During the investigation, the police also discovered a forty-five-second video on Scott's cell phone. The video showed Thomas smiling and cavorting around his bedroom brandishing the SKS rifle and its bayonet. The video ends with Thomas stating, "Somebody gonna get a lick." The video was played for the jury. The record does not indicate when the video was taken.

Thomas did not bring the bayonet with him when he took the rifle out to the car on August 10.

On August 21, 2009, the State charged Thomas, Scott, and Marquand by trial information with first-degree robbery. On September 8, 2009, Thomas pled not guilty and provided a notice for the defenses of coercion and duress. The case against Thomas proceeded to trial on November 17-20, 2009.

During trial, Thomas testified that he feared getting beaten up or killed if he didn't go along with the robbery. Thomas also testified that Marquand would not let him out of his sight. Defense counsel also had Thomas and Marquand stand side-by-side at one point to accentuate their size difference.

Thomas also offered the testimony of Dr. Marvin Piburn, a psychiatry physician at Black Hawk County Mental Health Center.
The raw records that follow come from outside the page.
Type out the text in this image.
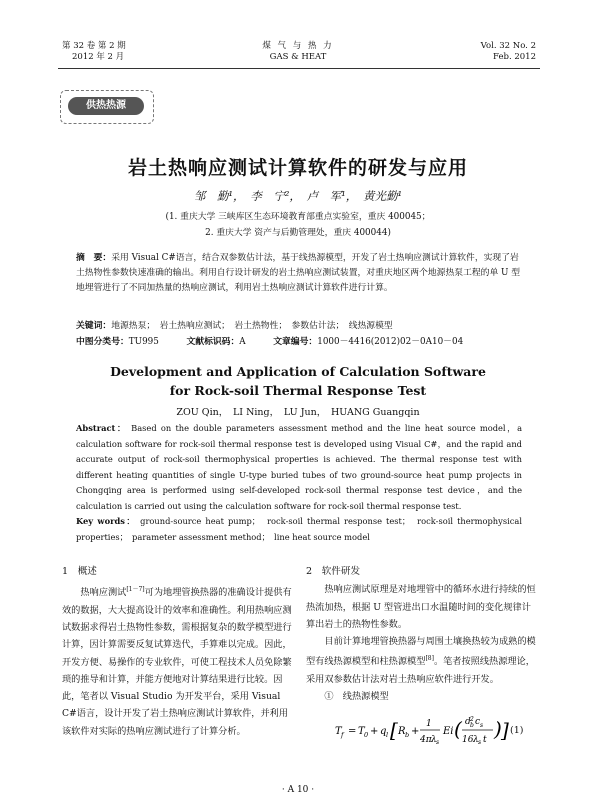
第 32 卷 第 2 期
2012 年 2 月
煤 气 与 热 力
GAS & HEAT
Vol. 32 No. 2
Feb. 2012
供热热源
岩土热响应测试计算软件的研发与应用
邹　勤¹，　李　宁²，　卢　军¹，　黄光勤¹
(1. 重庆大学 三峡库区生态环境教育部重点实验室，重庆 400045；
2. 重庆大学 资产与后勤管理处，重庆 400044)
摘　要：采用 Visual C#语言，结合双参数估计法，基于线热源模型，开发了岩土热响应测试计算软件，实现了岩土热物性参数快速准确的输出。利用自行设计研发的岩土热响应测试装置，对重庆地区两个地源热泵工程的单 U 型地埋管进行了不同加热量的热响应测试，利用岩土热响应测试计算软件进行计算。
关键词：地源热泵；　岩土热响应测试；　岩土热物性；　参数估计法；　线热源模型
中图分类号：TU995	文献标识码：A	文章编号：1000－4416(2012)02－0A10－04
Development and Application of Calculation Software
for Rock-soil Thermal Response Test
ZOU Qin，　LI Ning，　LU Jun，　HUANG Guangqin
Abstract： Based on the double parameters assessment method and the line heat source model，a calculation software for rock-soil thermal response test is developed using Visual C#，and the rapid and accurate output of rock-soil thermophysical properties is achieved. The thermal response test with different heating quantities of single U-type buried tubes of two ground-source heat pump projects in Chongqing area is performed using self-developed rock-soil thermal response test device，and the calculation is carried out using the calculation software for rock-soil thermal response test.
Key words： ground-source heat pump；　rock-soil thermal response test；　rock-soil thermophysical properties；　parameter assessment method；　line heat source model
1　概述
热响应测试[1－7]可为地埋管换热器的准确设计提供有效的数据，大大提高设计的效率和准确性。利用热响应测试数据求得岩土热物性参数，需根据复杂的数学模型进行计算，因计算需要反复试算迭代，手算难以完成。因此，开发方便、易操作的专业软件，可使工程技术人员免除繁琐的推导和计算，并能方便地对计算结果进行比较。因此，笔者以 Visual Studio 为开发平台，采用 Visual C#语言，设计开发了岩土热响应测试计算软件，并利用该软件对实际的热响应测试进行了计算分析。
2　软件研发
热响应测试原理是对地埋管中的循环水进行持续的恒热流加热，根据 U 型管进出口水温随时间的变化规律计算出岩土的热物性参数。
目前计算地埋管换热器与周围土壤换热较为成熟的模型有线热源模型和柱热源模型[8]。笔者按照线热源理论，采用双参数估计法对岩土热响应软件进行开发。
①　线热源模型
T f = T 0 + q l [ R b +
1
4π λ s
Ei ( d 2
b c s
16 λ s t ) ] (1)
· A 10 ·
Dr. Piburn testified that he has known Thomas since 2002 and has diagnosed Thomas with separation anxiety, social anxiety, and attention deficit hyperactivity disorder. As a result of these diagnoses, Dr. Piburn opined that Thomas is "easy to intimidate" and "[v]ery subject to being manipulated."

Prior to submission of the case to the jury, Thomas requested a jury instruction on the defense of compulsion. The trial court denied the request. The jury subsequently found Thomas guilty. On January 5, 2010, Thomas was sentenced to twenty-five years incarceration with a seventy percent mandatory minimum. See Iowa Code § 902.9(2), 902.12(5). Thomas appeals.

II. Standard of Review

The legal validity of a proposed defense is, in the first instance, a question of law for the court. State v. Allen, 633 N.W.2d 752, 754 (Iowa 2001). A defendant is entitled to submit a theory of defense if the theory correctly states the law and is supported by substantial evidence. Id. We review the trial court's refusal to instruct on a defense for the correction of errors at law. State v. Hartsfield, 681 N.W.2d 626, 631 (Iowa 2004). We must only determine whether the trial court accurately determined the requested instruction did not have adequate evidentiary support. Id. III. Analysis

The defense of compulsion is set forth by statute as follows:

No act, other than an act by which one intentionally or recklessly causes physical injury to another, is a public offense if the person so acting is compelled to do so by another's threat or menace of serious injury, provided that the person reasonably believes that such injury is imminent and can be averted only by the person doing such act.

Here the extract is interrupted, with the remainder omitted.